Common, low-class phishing attacks are more or less easily noticeable – the URLs of bogus websites that are trying to steal your sensitive data by imitating trustworthy ones tend to be if only a little bit different than their safe counterparts.
But things got worse this time.
The URLs appear to be absolutely legit. There’s virtually no sign of forgery that a naked eye can spot.
If you are not familiar with phishing attacks, read our blog post about some of the most common security threats.
You’re probably wondering how is it possible to actually create phishing websites that our browsers cannot detect as scams.
This happens because we taught our browsers to read and transcribe alphabets of many (if not all) the world’s languages.
Browsers are polyglots
The moment when IDN (Internationalized Domain Name) was invented signified a true cultural democratization of the Internet.
For the first time, you didn’t have to use Latin alphabet for a domain name, or choose Latin keyboard to type a URL in the address bar.

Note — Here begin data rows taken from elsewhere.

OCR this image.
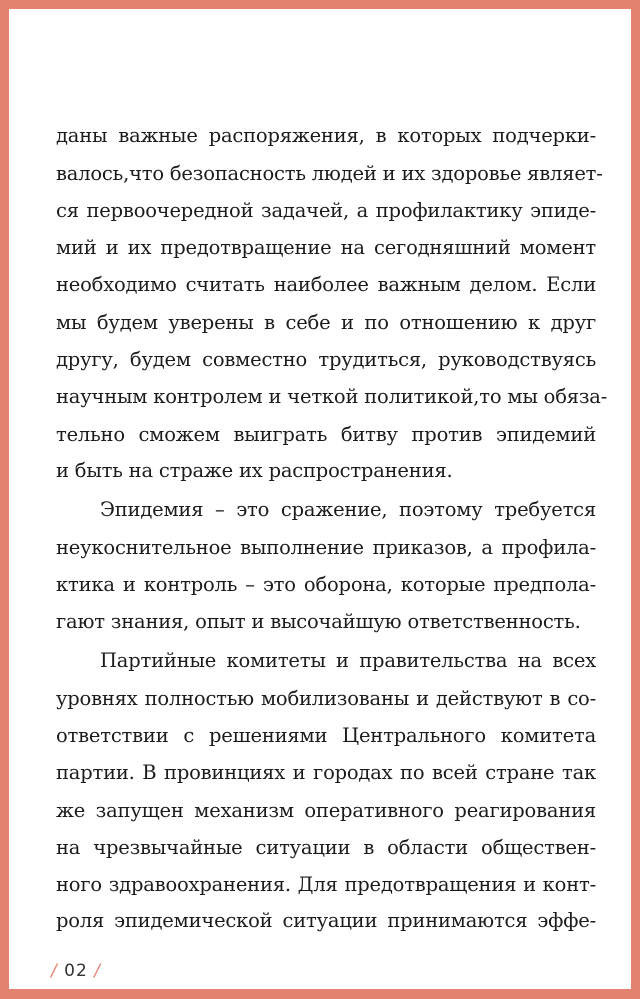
даны важные распоряжения, в которых подчерки-

валось,что безопасность людей и их здоровье являет-

ся первоочередной задачей, а профилактику эпиде-

мий и их предотвращение на сегодняшний момент

необходимо считать наиболее важным делом. Если

мы будем уверены в себе и по отношению к друг

другу, будем совместно трудиться, руководствуясь

научным контролем и четкой политикой,то мы обяза-

тельно сможем выиграть битву против эпидемий

и быть на страже их распространения.

Эпидемия – это сражение, поэтому требуется

неукоснительное выполнение приказов, а профила-

ктика и контроль – это оборона, которые предпола-

гают знания, опыт и высочайшую ответственность.

Партийные комитеты и правительства на всех

уровнях полностью мобилизованы и действуют в со-

ответствии с решениями Центрального комитета

партии. В провинциях и городах по всей стране так

же запущен механизм оперативного реагирования

на чрезвычайные ситуации в области обществен-

ного здравоохранения. Для предотвращения и конт-

роля эпидемической ситуации принимаются эффе-

/ 02 /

Your website’s URL could be in Cyrillic, Chinese, Hebrew, Greek or whichever alphabet of your choosing.
However, browsers don’t really use unicode characters. The Internet is a giant multicultural library of books written in thousands of languages, but it needs a unique registrar written in the predominant and most universal alphabet. That is – Latin. In other words – you see the website’s address written in Arabic, but your browser converts it to the Latin code which it understands.
So, let’s imagine we have a Greek website with a URL of αγάπη.gr. That’s the form in which it will appear in the address bar so that you could read, understand and type it yourself (if you speak Greek, of course), but your browser understands and registers these words as xn--hxajgr8b.gr.
You can try this yourself by using Punycode converter.
These are homograph attacks
Hackers are known to take advantage of every good idea there is. So they did it with this one as well.
A homograph attack means that the malicious website’s URL looks identical with a legit one because it uses homographs, characters similar in looks but coming from different alphabets. Can your eye see the difference between C and С, A and А, O and О? All of the second ones come from Cyrillic script. The computer detects the difference. You don’t. Some of the fonts could display it. But you cannot choose a calligraphy font to search for a website.
Of course, the imitation wouldn’t be complete without an SSL (the “Secure” inscription on the left of the address bar in Chrome, or the green padlock in Firefox). So, they found a way to acquire that too!
Xudong Zheng, a Chinese researcher who got a hold of this problem and publicly disclosed it, even made a spoof Apple website for the demonstration purposes. The same was done by the guys at Wordfence.
Homograph attacks have been there since 2001. Even Paypal got an evil twin brother written in Russian Cyrillic.
How to alleviate the risk?
You can actually discover if there’s something suspicious in the URL by inspecting the SSL certificate. Here’s how to do it.
But how often do we do that? It’s not like we’ve grown a habit.
So, if you receive an email with a link that looks just fine, copy and paste it in your browser, to see how the browser interprets before hitting Enter. If it displays the now infamous xn-- prefix, you should think twice before going down that road.
Both Chrome and Firefox actually have actually deployed certain measures of precaution against homograph attacks. They are able to detect fake websites with domain names containing mixed characters from a few different scripts. But when all the characters come from a single alphabet, the browsers are helpless.
Chrome is about to release a patch that will be delivered to its users these days. So, dear Chromers, update your browser as soon as possible!
The Safari users don’t have anything to worry about, as well as Internet Explorer (apparently, the one thing that makes it better than Chrome or Mozilla) and its more modern descendant Microsoft Edge.